Riquelme told reporters that the armed group of suspected cartel members arrived in the town in a convoy of 14 trucks on Saturday, attacking local government offices and prompting the intervention of state and federal forces. He added that the police had seized more than a dozen guns.

Due to the incident, the governor said that security forces will remain in the town for several days to restore a sense of calm. The town is about an hour's drive from Eagle Pass, Texas and about 12 miles from the site of a 2011 cartel massacre where officials say 70 died.

Moreover, the government of Coahuila said in an official statement that the groups won't be allowed to enter state territory.
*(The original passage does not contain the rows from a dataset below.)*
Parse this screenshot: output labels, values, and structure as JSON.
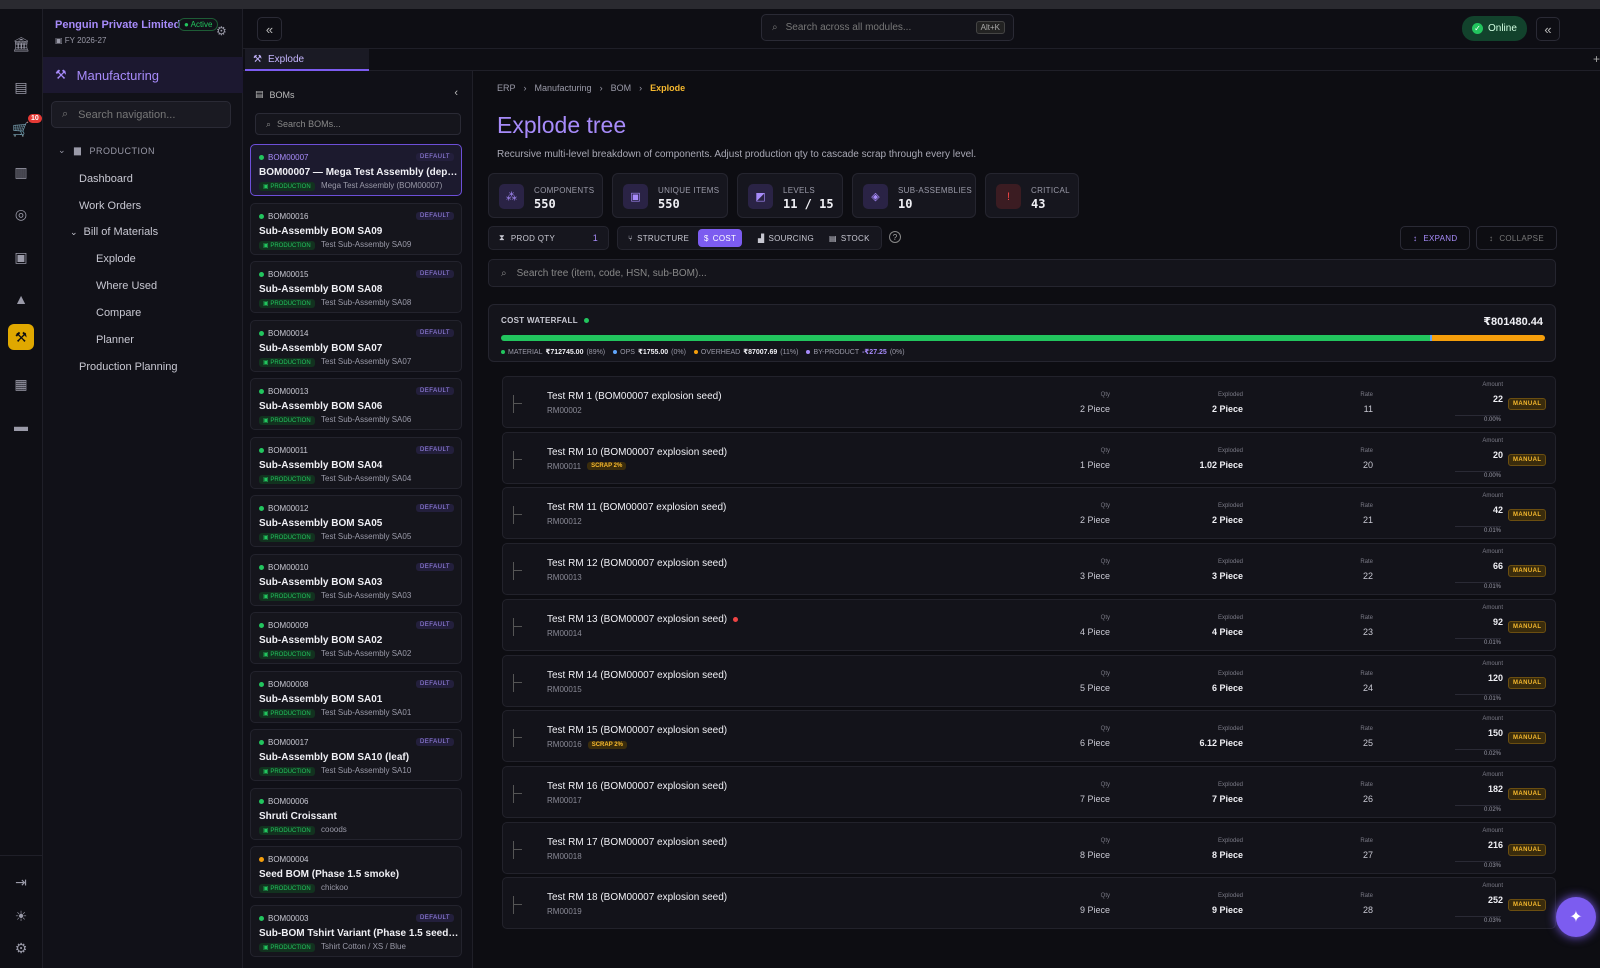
{
  "company": {
    "name": "Penguin Private Limited",
    "status": "Active",
    "fy": "FY 2026-27"
  },
  "rail": {
    "cart_badge": "10"
  },
  "module": {
    "title": "Manufacturing",
    "search_placeholder": "Search navigation..."
  },
  "nav": {
    "section": "PRODUCTION",
    "dashboard": "Dashboard",
    "work_orders": "Work Orders",
    "bom": "Bill of Materials",
    "explode": "Explode",
    "where_used": "Where Used",
    "compare": "Compare",
    "planner": "Planner",
    "production_planning": "Production Planning"
  },
  "header": {
    "search_placeholder": "Search across all modules...",
    "shortcut": "Alt+K",
    "status": "Online"
  },
  "tab": {
    "label": "Explode"
  },
  "bom_panel": {
    "title": "BOMs",
    "search_placeholder": "Search BOMs...",
    "items": [
      {
        "code": "BOM00007",
        "default": "DEFAULT",
        "name": "BOM00007 — Mega Test Assembly (depth ...",
        "tag": "PRODUCTION",
        "sub": "Mega Test Assembly (BOM00007)"
      },
      {
        "code": "BOM00016",
        "default": "DEFAULT",
        "name": "Sub-Assembly BOM SA09",
        "tag": "PRODUCTION",
        "sub": "Test Sub-Assembly SA09"
      },
      {
        "code": "BOM00015",
        "default": "DEFAULT",
        "name": "Sub-Assembly BOM SA08",
        "tag": "PRODUCTION",
        "sub": "Test Sub-Assembly SA08"
      },
      {
        "code": "BOM00014",
        "default": "DEFAULT",
        "name": "Sub-Assembly BOM SA07",
        "tag": "PRODUCTION",
        "sub": "Test Sub-Assembly SA07"
      },
      {
        "code": "BOM00013",
        "default": "DEFAULT",
        "name": "Sub-Assembly BOM SA06",
        "tag": "PRODUCTION",
        "sub": "Test Sub-Assembly SA06"
      },
      {
        "code": "BOM00011",
        "default": "DEFAULT",
        "name": "Sub-Assembly BOM SA04",
        "tag": "PRODUCTION",
        "sub": "Test Sub-Assembly SA04"
      },
      {
        "code": "BOM00012",
        "default": "DEFAULT",
        "name": "Sub-Assembly BOM SA05",
        "tag": "PRODUCTION",
        "sub": "Test Sub-Assembly SA05"
      },
      {
        "code": "BOM00010",
        "default": "DEFAULT",
        "name": "Sub-Assembly BOM SA03",
        "tag": "PRODUCTION",
        "sub": "Test Sub-Assembly SA03"
      },
      {
        "code": "BOM00009",
        "default": "DEFAULT",
        "name": "Sub-Assembly BOM SA02",
        "tag": "PRODUCTION",
        "sub": "Test Sub-Assembly SA02"
      },
      {
        "code": "BOM00008",
        "default": "DEFAULT",
        "name": "Sub-Assembly BOM SA01",
        "tag": "PRODUCTION",
        "sub": "Test Sub-Assembly SA01"
      },
      {
        "code": "BOM00017",
        "default": "DEFAULT",
        "name": "Sub-Assembly BOM SA10 (leaf)",
        "tag": "PRODUCTION",
        "sub": "Test Sub-Assembly SA10"
      },
      {
        "code": "BOM00006",
        "default": "",
        "name": "Shruti Croissant",
        "tag": "PRODUCTION",
        "sub": "cooods"
      },
      {
        "code": "BOM00004",
        "default": "",
        "name": "Seed BOM (Phase 1.5 smoke)",
        "tag": "PRODUCTION",
        "sub": "chickoo"
      },
      {
        "code": "BOM00003",
        "default": "DEFAULT",
        "name": "Sub-BOM Tshirt Variant (Phase 1.5 seed pr...",
        "tag": "PRODUCTION",
        "sub": "Tshirt Cotton / XS / Blue"
      }
    ]
  },
  "breadcrumb": [
    "ERP",
    "Manufacturing",
    "BOM",
    "Explode"
  ],
  "page": {
    "title": "Explode tree",
    "description": "Recursive multi-level breakdown of components. Adjust production qty to cascade scrap through every level."
  },
  "stats": [
    {
      "label": "COMPONENTS",
      "value": "550"
    },
    {
      "label": "UNIQUE ITEMS",
      "value": "550"
    },
    {
      "label": "LEVELS",
      "value": "11 / 15"
    },
    {
      "label": "SUB-ASSEMBLIES",
      "value": "10"
    },
    {
      "label": "CRITICAL",
      "value": "43"
    }
  ],
  "controls": {
    "prod_qty_label": "PROD QTY",
    "prod_qty_value": "1",
    "structure": "STRUCTURE",
    "cost": "COST",
    "sourcing": "SOURCING",
    "stock": "STOCK",
    "help": "?",
    "expand": "EXPAND",
    "collapse": "COLLAPSE",
    "tree_search_placeholder": "Search tree (item, code, HSN, sub-BOM)..."
  },
  "waterfall": {
    "title": "COST WATERFALL",
    "total": "₹801480.44",
    "legend": [
      {
        "label": "MATERIAL",
        "value": "₹712745.00",
        "pct": "(89%)",
        "color": "#22c55e",
        "share": 0.89
      },
      {
        "label": "OPS",
        "value": "₹1755.00",
        "pct": "(0%)",
        "color": "#60a5fa",
        "share": 0.002
      },
      {
        "label": "OVERHEAD",
        "value": "₹87007.69",
        "pct": "(11%)",
        "color": "#f59e0b",
        "share": 0.108
      },
      {
        "label": "BY-PRODUCT",
        "value": "-₹27.25",
        "pct": "(0%)",
        "color": "#a78bfa",
        "share": 0
      }
    ]
  },
  "columns": {
    "qty": "Qty",
    "exploded": "Exploded",
    "rate": "Rate",
    "amount": "Amount"
  },
  "rows": [
    {
      "name": "Test RM 1 (BOM00007 explosion seed)",
      "code": "RM00002",
      "scrap": "",
      "critical": false,
      "qty": "2 Piece",
      "exploded": "2 Piece",
      "rate": "11",
      "amount": "22",
      "badge": "MANUAL",
      "pct": "0.00%"
    },
    {
      "name": "Test RM 10 (BOM00007 explosion seed)",
      "code": "RM00011",
      "scrap": "SCRAP 2%",
      "critical": false,
      "qty": "1 Piece",
      "exploded": "1.02 Piece",
      "rate": "20",
      "amount": "20",
      "badge": "MANUAL",
      "pct": "0.00%"
    },
    {
      "name": "Test RM 11 (BOM00007 explosion seed)",
      "code": "RM00012",
      "scrap": "",
      "critical": false,
      "qty": "2 Piece",
      "exploded": "2 Piece",
      "rate": "21",
      "amount": "42",
      "badge": "MANUAL",
      "pct": "0.01%"
    },
    {
      "name": "Test RM 12 (BOM00007 explosion seed)",
      "code": "RM00013",
      "scrap": "",
      "critical": false,
      "qty": "3 Piece",
      "exploded": "3 Piece",
      "rate": "22",
      "amount": "66",
      "badge": "MANUAL",
      "pct": "0.01%"
    },
    {
      "name": "Test RM 13 (BOM00007 explosion seed)",
      "code": "RM00014",
      "scrap": "",
      "critical": true,
      "qty": "4 Piece",
      "exploded": "4 Piece",
      "rate": "23",
      "amount": "92",
      "badge": "MANUAL",
      "pct": "0.01%"
    },
    {
      "name": "Test RM 14 (BOM00007 explosion seed)",
      "code": "RM00015",
      "scrap": "",
      "critical": false,
      "qty": "5 Piece",
      "exploded": "6 Piece",
      "rate": "24",
      "amount": "120",
      "badge": "MANUAL",
      "pct": "0.01%"
    },
    {
      "name": "Test RM 15 (BOM00007 explosion seed)",
      "code": "RM00016",
      "scrap": "SCRAP 2%",
      "critical": false,
      "qty": "6 Piece",
      "exploded": "6.12 Piece",
      "rate": "25",
      "amount": "150",
      "badge": "MANUAL",
      "pct": "0.02%"
    },
    {
      "name": "Test RM 16 (BOM00007 explosion seed)",
      "code": "RM00017",
      "scrap": "",
      "critical": false,
      "qty": "7 Piece",
      "exploded": "7 Piece",
      "rate": "26",
      "amount": "182",
      "badge": "MANUAL",
      "pct": "0.02%"
    },
    {
      "name": "Test RM 17 (BOM00007 explosion seed)",
      "code": "RM00018",
      "scrap": "",
      "critical": false,
      "qty": "8 Piece",
      "exploded": "8 Piece",
      "rate": "27",
      "amount": "216",
      "badge": "MANUAL",
      "pct": "0.03%"
    },
    {
      "name": "Test RM 18 (BOM00007 explosion seed)",
      "code": "RM00019",
      "scrap": "",
      "critical": false,
      "qty": "9 Piece",
      "exploded": "9 Piece",
      "rate": "28",
      "amount": "252",
      "badge": "MANUAL",
      "pct": "0.03%"
    }
  ]
}
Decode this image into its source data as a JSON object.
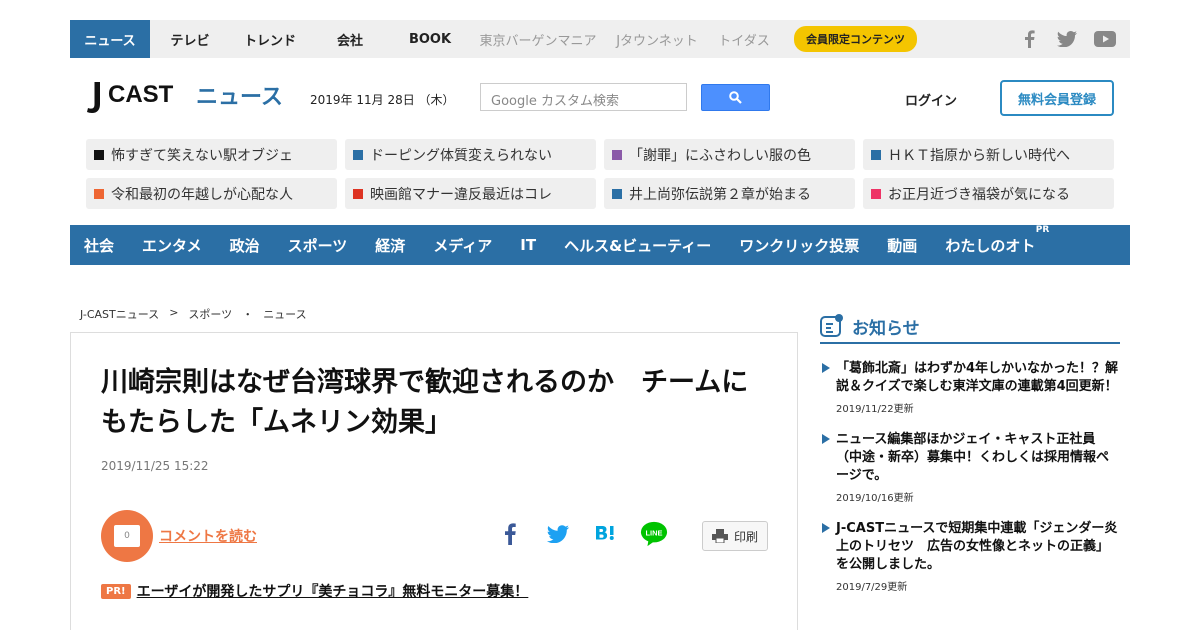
{
  "topnav": {
    "tabs": [
      {
        "label": "ニュース",
        "active": true
      },
      {
        "label": "テレビ"
      },
      {
        "label": "トレンド"
      },
      {
        "label": "会社"
      },
      {
        "label": "BOOK"
      }
    ],
    "sub_tabs": [
      "東京バーゲンマニア",
      "Jタウンネット",
      "トイダス"
    ],
    "member_badge": "会員限定コンテンツ",
    "social_icons": [
      "facebook-icon",
      "twitter-icon",
      "youtube-icon"
    ]
  },
  "header": {
    "logo_text": "J-CAST ニュース",
    "date": "2019年 11月 28日 （木）",
    "search_placeholder": "Google カスタム検索",
    "login_label": "ログイン",
    "register_label": "無料会員登録"
  },
  "topics": [
    {
      "label": "怖すぎて笑えない駅オブジェ",
      "color": "#111111"
    },
    {
      "label": "ドーピング体質変えられない",
      "color": "#2b6fa5"
    },
    {
      "label": "「謝罪」にふさわしい服の色",
      "color": "#8b5aa8"
    },
    {
      "label": "ＨＫＴ指原から新しい時代へ",
      "color": "#2b6fa5"
    },
    {
      "label": "令和最初の年越しが心配な人",
      "color": "#ee6633"
    },
    {
      "label": "映画館マナー違反最近はコレ",
      "color": "#dd3322"
    },
    {
      "label": "井上尚弥伝説第２章が始まる",
      "color": "#2b6fa5"
    },
    {
      "label": "お正月近づき福袋が気になる",
      "color": "#ee3366"
    }
  ],
  "categories": [
    "社会",
    "エンタメ",
    "政治",
    "スポーツ",
    "経済",
    "メディア",
    "IT",
    "ヘルス&ビューティー",
    "ワンクリック投票",
    "動画",
    "わたしのオト"
  ],
  "categories_pr": "PR",
  "breadcrumb": [
    "J-CASTニュース",
    ">",
    "スポーツ",
    "・",
    "ニュース"
  ],
  "article": {
    "headline": "川崎宗則はなぜ台湾球界で歓迎されるのか　チームにもたらした「ムネリン効果」",
    "date": "2019/11/25 15:22",
    "comment_count": "0",
    "comment_label": "コメントを読む",
    "print_label": "印刷",
    "pr_tag": "PR!",
    "pr_text": "エーザイが開発したサプリ『美チョコラ』無料モニター募集！"
  },
  "sidebar": {
    "title": "お知らせ",
    "notices": [
      {
        "text": "「葛飾北斎」はわずか4年しかいなかった！？解説＆クイズで楽しむ東洋文庫の連載第4回更新！",
        "date": "2019/11/22更新"
      },
      {
        "text": "ニュース編集部ほかジェイ・キャスト正社員（中途・新卒）募集中！くわしくは採用情報ページで。",
        "date": "2019/10/16更新"
      },
      {
        "text": "J-CASTニュースで短期集中連載「ジェンダー炎上のトリセツ　広告の女性像とネットの正義」を公開しました。",
        "date": "2019/7/29更新"
      }
    ]
  }
}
During the first 10 months of President Andrés Manuel López Obrador administration, Mexico's murder rate has inched up by 2 percent and recoded the highest increase in history. As of writing, there are already 29,414 homicide cases recorded which is 545 cases higher than last year's record of the same period, according to Federal officials.

The release of the data comes at a time when López Obrador administration's "hugs, not bullets" policy is highly-criticized for refraining the use violence when fighting violent drug cartels.

In early November, Mexico grabbed the global headlines after a drug cartel ambush resulted to the death of 9 Americans, focusing world attention on rising violence in the country.

The casualties that include three women and six children who are all members of dual-citizen families that lived in La Mora, a decades-old settlement in the Sonora State. were travelling to see relatives in the U.S when they were attacked by cartel members about 70 miles south of Douglas, Arizona.

At the time, President Donald Trump urged Mexico to "wage war" on the cartels.  In an interview with former Fox News Channel host Bill O'Reilly, Trump said his administration is moving to designate drug cartels as terror organizations. While the president declined to say how the U.S. policy would be reformed, Trump said he told the Mexican president that the U.S. stands ready to intervene.

In line with this, U.S. Attorney General William Barr will be visiting Mexico this week to discuss the U.S.-Mexico cooperation on the security measures.

Meanwhile, Riquelme on Saturday made similar comments to Lopez Obrador on how Mexico should handle the problem. However, he thinks Mexico does not need intervention. What the country needs is collaboration and cooperation.

"We're convinced that the state has the power to overcome the criminals," he said.